The effects on fish? So far, the known effects are mostly related to reproduction: intersex fish—for example, males with eggs in the testes--and skewed sex ratios. However, the endocrine system can also affect development, growth and disease resistance. And we do know that endocrine disrupters can adversely affect the food web that supports the fish.
Endocrine disrupters are not new, but our knowledge of them and their effects is fairly recent and increasing daily. Indeed, endocrine disruption is a relatively new and widely used tool for detecting the presence of many toxic substances that formerly were not known to be problems or were present in the environment in concentrations below what could be detected by conventional analytical procedures.
Many endocrine disrupters have been in our environment for a long time—organochlorines like DDT and PCBs. Although long since banned, they persist in the environment.
And there are new endocrine disrupters discovered daily. Some are effluents from paper mills and other industries, mercury in the coal burned to produce electricity, and agricultural chemicals. Confined animal feed operations use hormones to manipulate growth and reproduction and antibiotics to control disease. These chemicals are excreted and find their way into both surface and ground waters.

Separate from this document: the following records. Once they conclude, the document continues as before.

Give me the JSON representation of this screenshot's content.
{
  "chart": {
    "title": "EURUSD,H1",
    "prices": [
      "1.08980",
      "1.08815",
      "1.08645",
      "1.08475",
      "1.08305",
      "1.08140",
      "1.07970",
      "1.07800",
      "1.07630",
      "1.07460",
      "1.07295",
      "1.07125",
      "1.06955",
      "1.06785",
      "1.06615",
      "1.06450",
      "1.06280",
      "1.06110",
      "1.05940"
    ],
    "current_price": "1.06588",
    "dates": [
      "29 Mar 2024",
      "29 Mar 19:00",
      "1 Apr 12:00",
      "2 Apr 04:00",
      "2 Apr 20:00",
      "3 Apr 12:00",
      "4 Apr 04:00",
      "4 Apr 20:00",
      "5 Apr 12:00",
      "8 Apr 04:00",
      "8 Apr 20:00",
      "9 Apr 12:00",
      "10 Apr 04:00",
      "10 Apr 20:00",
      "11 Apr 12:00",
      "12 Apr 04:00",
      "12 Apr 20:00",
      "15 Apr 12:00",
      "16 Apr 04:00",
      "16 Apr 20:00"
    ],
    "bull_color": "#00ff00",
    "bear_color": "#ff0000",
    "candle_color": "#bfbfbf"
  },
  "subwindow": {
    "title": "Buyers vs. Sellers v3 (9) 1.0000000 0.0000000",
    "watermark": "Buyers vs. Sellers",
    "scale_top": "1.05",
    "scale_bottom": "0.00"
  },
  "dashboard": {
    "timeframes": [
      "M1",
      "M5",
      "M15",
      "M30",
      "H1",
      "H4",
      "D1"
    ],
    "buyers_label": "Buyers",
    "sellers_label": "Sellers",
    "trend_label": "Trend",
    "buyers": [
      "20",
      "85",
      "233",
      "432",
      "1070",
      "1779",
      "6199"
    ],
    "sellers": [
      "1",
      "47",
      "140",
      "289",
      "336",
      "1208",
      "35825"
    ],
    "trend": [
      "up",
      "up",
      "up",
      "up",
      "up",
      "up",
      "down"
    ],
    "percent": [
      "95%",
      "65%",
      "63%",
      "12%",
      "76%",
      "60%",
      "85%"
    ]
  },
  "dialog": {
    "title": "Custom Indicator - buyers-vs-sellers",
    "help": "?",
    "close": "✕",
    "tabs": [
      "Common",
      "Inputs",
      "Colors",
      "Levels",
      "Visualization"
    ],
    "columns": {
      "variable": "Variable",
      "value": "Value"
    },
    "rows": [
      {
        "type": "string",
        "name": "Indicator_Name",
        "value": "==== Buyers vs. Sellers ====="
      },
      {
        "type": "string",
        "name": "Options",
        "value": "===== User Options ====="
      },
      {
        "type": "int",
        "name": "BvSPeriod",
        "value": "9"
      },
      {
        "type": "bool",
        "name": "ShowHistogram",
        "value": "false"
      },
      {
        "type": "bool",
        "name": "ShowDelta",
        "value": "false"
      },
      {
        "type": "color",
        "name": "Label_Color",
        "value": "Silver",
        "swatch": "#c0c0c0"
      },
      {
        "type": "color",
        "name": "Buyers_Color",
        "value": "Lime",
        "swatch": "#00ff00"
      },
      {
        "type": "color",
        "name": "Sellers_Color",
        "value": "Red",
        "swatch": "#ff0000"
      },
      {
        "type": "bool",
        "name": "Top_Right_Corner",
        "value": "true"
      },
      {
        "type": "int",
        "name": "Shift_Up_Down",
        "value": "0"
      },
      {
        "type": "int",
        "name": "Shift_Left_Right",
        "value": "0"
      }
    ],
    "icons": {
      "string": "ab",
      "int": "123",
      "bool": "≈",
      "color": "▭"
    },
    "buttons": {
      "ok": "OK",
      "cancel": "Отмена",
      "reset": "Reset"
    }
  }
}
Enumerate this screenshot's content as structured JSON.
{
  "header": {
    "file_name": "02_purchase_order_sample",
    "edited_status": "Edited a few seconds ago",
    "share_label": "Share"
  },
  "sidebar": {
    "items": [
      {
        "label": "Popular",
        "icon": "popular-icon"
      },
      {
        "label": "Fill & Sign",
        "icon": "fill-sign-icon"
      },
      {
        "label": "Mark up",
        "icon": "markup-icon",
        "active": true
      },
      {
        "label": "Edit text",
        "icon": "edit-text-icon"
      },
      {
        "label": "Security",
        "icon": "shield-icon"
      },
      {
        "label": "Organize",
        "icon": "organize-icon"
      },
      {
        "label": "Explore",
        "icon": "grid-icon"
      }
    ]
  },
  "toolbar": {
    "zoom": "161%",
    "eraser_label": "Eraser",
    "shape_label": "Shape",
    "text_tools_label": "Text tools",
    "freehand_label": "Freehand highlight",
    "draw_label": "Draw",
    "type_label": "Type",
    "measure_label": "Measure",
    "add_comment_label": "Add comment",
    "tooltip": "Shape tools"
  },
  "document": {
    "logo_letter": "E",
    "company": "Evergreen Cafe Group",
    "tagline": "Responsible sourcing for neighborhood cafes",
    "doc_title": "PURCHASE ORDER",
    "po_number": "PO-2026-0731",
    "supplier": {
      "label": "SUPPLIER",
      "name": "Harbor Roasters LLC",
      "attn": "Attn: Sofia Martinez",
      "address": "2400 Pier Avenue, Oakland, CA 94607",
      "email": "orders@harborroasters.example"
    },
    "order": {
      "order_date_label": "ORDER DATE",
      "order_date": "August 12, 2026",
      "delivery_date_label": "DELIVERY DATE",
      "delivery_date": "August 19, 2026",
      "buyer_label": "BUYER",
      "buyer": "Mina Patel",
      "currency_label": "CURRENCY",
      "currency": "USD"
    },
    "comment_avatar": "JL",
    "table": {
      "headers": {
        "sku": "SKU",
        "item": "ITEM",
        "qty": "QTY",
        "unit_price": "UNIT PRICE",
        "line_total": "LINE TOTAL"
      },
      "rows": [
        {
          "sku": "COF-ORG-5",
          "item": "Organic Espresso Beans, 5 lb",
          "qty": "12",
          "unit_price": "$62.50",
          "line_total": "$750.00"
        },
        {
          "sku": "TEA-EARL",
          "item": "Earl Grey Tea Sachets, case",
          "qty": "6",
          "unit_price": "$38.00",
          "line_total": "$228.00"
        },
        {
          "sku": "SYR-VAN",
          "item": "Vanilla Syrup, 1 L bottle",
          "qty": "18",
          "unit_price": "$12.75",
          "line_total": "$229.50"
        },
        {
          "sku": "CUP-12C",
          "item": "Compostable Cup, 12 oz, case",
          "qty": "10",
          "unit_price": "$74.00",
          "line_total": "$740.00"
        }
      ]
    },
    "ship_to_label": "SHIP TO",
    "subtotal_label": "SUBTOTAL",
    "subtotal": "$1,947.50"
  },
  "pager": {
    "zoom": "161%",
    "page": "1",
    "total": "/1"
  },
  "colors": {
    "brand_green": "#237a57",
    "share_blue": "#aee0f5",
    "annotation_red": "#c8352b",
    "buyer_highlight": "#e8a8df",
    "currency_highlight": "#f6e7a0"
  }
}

People are a major source of endocrine disrupters. Our paradoxically health-conscious but chemically dependent society consumes more than 10,000 pharmaceutical and personal care products (PCPPs) from birth control pills to musk fragrances. These chemicals pass through our bodies, then through our wastewater treatment facilities, and into our surface waters. Even advanced wastewater treatment facilities do not alter the endocrine disrupters.
The scary facts are that regulatory agencies are allowing these chemicals into the environment. And even when we stop additions, many of these chemicals can be fairly long lived. And then there are a long list of chemicals whose fate is not known.
Are There Solutions?
Possibly technology along the lines of bioremediation—microorganisms capable of breaking down these ED chemicals--may reduce the burden.
Certainly, pay attention to the news and tell your elected officials that American needs to stop discharging endocrine disrupters into the environment. Be an active supporter of efforts to reduce and eliminate the introduction of these substances.
But don’t just blame industry and agriculture. If you are a typical American, you are part of the problem too. Minimize your use of PCPPs. And don’t flush unused PCPPs. Take advantage of programs that collect your unused PCPP. If there are no such programs in your area encourage civic leaders to start one.
This is a serious situation for fish and other aquatic organisms, and it directly affects your personal health. I think we are just seeing the proverbial tip of the iceberg.
It’s good for the fish, and it’s good for fishing.